Internship postings are available in every department, including the Center for Sustainability and Industrial Technology department. Students can also go online to Internships.com to browse through almost 200,000 available openings.
“We have internships available in almost all of my programs such as automotive and welding,” said Richard Fort, interim dean of the Technology Division. “We want the internships to be something to get credit for. It needs to be something that’s related to what [the students] are doing in school.”
Along with internships, the Industrial Technology department now requires job shadowing in their graphic analysis course within local companies at the technician level. Job shadowing is already offered through the career center and is available for any student enrolled at the college.
“What we did in our program, was make [job shadowing] a requirement for the class,” said Tom Hughes, Chair of the Drafting department. “This is the first semester we have actually rolled it out, and we have gotten pretty good feedback so far.”
Like most departments at the college, the Industrial Technology department offers internship courses every semester that are available for the students. The internships offer experience at local companies for college credit. Though most internships are external, the Sustainability department offers internships that take place on campus.
“Almost every semester, I have at least one opening [for an internship],” said Krystal Anton, Recycling and Waste Minimization Coordinator for the Center of Sustainability. “We usually post it three to four weeks before the end of the semester, and it’s paid. You can stay for more than one semester. So, it’s 630 hours a year and we can divide that out, depending on how long you’re going to be here. I’ve had interns that stayed six semesters in a row.”
Students that work through the center for only need to be enrolled in one course at the college in order to apply for an internship. The interns take part in various activities such as driving the tractor around the farm and dumping trash into a compost.

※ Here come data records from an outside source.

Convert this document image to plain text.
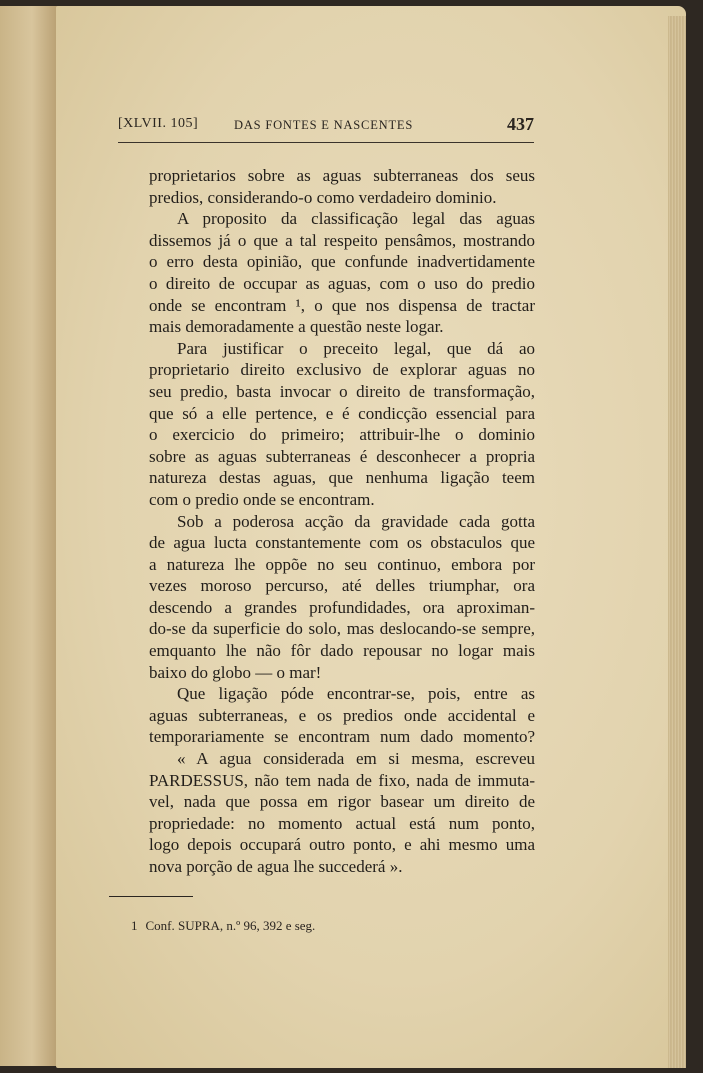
[XLVII. 105]	DAS FONTES E NASCENTES	437
proprietarios sobre as aguas subterraneas dos seus
predios, considerando-o como verdadeiro dominio.
A proposito da classificação legal das aguas
dissemos já o que a tal respeito pensâmos, mostrando
o erro desta opinião, que confunde inadvertidamente
o direito de occupar as aguas, com o uso do predio
onde se encontram ¹, o que nos dispensa de tractar
mais demoradamente a questão neste logar.
Para justificar o preceito legal, que dá ao
proprietario direito exclusivo de explorar aguas no
seu predio, basta invocar o direito de transformação,
que só a elle pertence, e é condicção essencial para
o exercicio do primeiro; attribuir-lhe o dominio
sobre as aguas subterraneas é desconhecer a propria
natureza destas aguas, que nenhuma ligação teem
com o predio onde se encontram.
Sob a poderosa acção da gravidade cada gotta
de agua lucta constantemente com os obstaculos que
a natureza lhe oppõe no seu continuo, embora por
vezes moroso percurso, até delles triumphar, ora
descendo a grandes profundidades, ora aproximan-
do-se da superficie do solo, mas deslocando-se sempre,
emquanto lhe não fôr dado repousar no logar mais
baixo do globo — o mar!
Que ligação póde encontrar-se, pois, entre as
aguas subterraneas, e os predios onde accidental e
temporariamente se encontram num dado momento?
« A agua considerada em si mesma, escreveu
PARDESSUS, não tem nada de fixo, nada de immuta-
vel, nada que possa em rigor basear um direito de
propriedade: no momento actual está num ponto,
logo depois occupará outro ponto, e ahi mesmo uma
nova porção de agua lhe succederá ».
1 Conf. SUPRA, n.º 96, 392 e seg.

“I’ve been an intern here for four semesters,” said student Elizabeth Cloud. “I have learned about what’s recyclable and why it’s recyclable. The things that are compostable are more than people would expect and seeing the science behind waste production has been really, really interesting. So stats from the waste audit to even just how much we put in of compost versus sawdust and woodchips and how it affects the temperatures is fascinating to me. I’m going toward environmental science, so the science behind it is really intriguing.”